ZIMMERMAN: You know, I think the technology aspect, as Bruce noted, is very concerning. But it’s also a space where we just need to be alive to the benefits that we have from technology. Because, again, it’s one of those spaces where, yes, the Islamic State was able to recruit widely on the internet, but they also put everything they were doing on the internet. And so we knew exactly what the Islamic State was doing in almost all spaces, which is a type of intelligence that ten, fifteen years ago analysts would be tripping over to get their hands on. And so there is a give and take in terms of how this technology moves forward.
And certainly the U.S. has vulnerabilities on the cyber front. And I think the U.S. government has pushed that forward with Cyber Command. We’re much more concerned about state actors, for obvious reasons, but what we’ve seen is, you know, they’re looking—the terrorists are going to look for the soft underbelly. And there are definitely spaces where they can use technology to get to the United States. They used technology not just, I think, to pull communities together, but to generate international hit lists, which is really concerning to a lot of people whose names appear on those hit lists because it’s actually quite easy now for a cyber criminal to come up with your name, home address, vacation address, where you are, where you’re saying. And your digital footprint becomes a liability.
So there are a lot of spaces to think about in terms of how terrorists can exploit technology, but also the upside, which is we’ve done a lot on the programming side to identify the anomalies and the patterns of terrorists on the internet to bring them back. And, you know, I think the last—the last bit here is, you know, looking at the fears, connecting the technology with WMD or CRBN weapons, which is something that we need to be concerned about. And it’s been used before, right? We have the Tokyo sarin gas attack, which actually wasn’t that deadly. It’s a very complex challenge. And the fact that we have sanctuaries now is what concerns me most because that’s the space where they test the technology. This is something that we’ve forgotten about since 9/11, is that, you know, all the planning, all the coordination, the training occurs in physical space. And we’ve ceded that ground again.
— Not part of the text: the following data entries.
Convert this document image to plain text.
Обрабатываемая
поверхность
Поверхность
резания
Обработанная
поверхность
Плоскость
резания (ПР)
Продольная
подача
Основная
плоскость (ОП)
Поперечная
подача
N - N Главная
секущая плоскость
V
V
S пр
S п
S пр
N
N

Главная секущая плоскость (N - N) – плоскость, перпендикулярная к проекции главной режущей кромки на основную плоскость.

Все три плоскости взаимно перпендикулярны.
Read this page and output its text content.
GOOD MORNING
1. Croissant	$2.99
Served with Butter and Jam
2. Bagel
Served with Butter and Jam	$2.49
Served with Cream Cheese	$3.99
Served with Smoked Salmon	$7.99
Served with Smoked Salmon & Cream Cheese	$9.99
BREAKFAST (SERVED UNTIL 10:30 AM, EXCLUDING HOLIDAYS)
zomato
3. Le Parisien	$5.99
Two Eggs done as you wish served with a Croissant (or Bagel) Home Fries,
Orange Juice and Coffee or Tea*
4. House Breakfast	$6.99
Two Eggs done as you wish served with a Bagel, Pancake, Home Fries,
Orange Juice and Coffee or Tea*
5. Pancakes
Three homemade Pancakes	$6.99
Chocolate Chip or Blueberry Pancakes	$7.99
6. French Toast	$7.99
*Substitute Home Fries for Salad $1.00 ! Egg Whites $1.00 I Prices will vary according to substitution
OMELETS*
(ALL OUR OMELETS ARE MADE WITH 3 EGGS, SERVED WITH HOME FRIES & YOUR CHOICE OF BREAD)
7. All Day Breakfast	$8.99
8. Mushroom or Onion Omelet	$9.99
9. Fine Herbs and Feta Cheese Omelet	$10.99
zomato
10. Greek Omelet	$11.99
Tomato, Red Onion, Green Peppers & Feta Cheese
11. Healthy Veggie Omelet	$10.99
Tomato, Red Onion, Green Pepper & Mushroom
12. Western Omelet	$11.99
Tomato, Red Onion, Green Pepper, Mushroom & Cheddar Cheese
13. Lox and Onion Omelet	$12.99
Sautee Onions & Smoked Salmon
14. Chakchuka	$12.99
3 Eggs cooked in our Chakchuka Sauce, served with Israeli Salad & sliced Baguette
YACOUBIAN: Time for another question. Yes, let’s take this gentleman right here. Yeah.
Q: Hi, there. So my name is Nick DeMassi. I work at the Treasury Department and I’m also a grad student at American University.
So the question I have for you is about the financing of terrorism and terrorist organizations, because it’s very difficult to run an organization of any kind without any money. So specifically how would you rate the success of the United States in being able to disrupt those flows of finance, either through sanctions or through other means? And can you think of an example in which it has been successful on our part, in which we have interrupted something major?
YACOUBIAN: Maybe one of you do this one on terrorist financing, because I want to make sure we get at least one more question in.
ZIMMERMAN: I think, briefly, terrorist financing is an incredibly important aspect of our counterterrorism activities, preventing them from getting resources. The sanctions and the work that we’ve done to close individuals out of SWIFT and the international system has made it harder for them, it doesn’t make it impossible for them, to use money. I think there are a variety of studies on the ground that show that the majority of these organizations actually are working within the local environment to raise money and spending, and they’re in the local economies. And so falling back on Al-Shabaab, that organization is really tapped into both the licit and the illicit economy inside of Somalia. And no amount of sanctions is going to make it so that Al-Shabaab doesn’t have money anymore.
I think, you know, the space where we need to watch is the innovations, again. So I think the Journal or the Post just had an article on the Islamic State selling NFTs to get around our sanctions. So it’s the constant give and take with new technology, new digital currency, new ways to move money, and our ability to keep up with it.
YACOUBIAN: Are you OK if I take another—
HOFFMAN: Yeah, absolutely.
YACOUBIAN: OK. I want to make sure we get as many. Let’s go all the way in the back. Yes, exactly.
Q: Thank you. Doug Klain. I’m a nonresident fellow at the Atlantic Council’s Eurasia Center.
I want to come back to the domestic threat. You talked about the shift from countering foreign terrorists to domestic terrorists, and the need for a new strategy for that. Do we have a toolkit for countering domestic terrorists?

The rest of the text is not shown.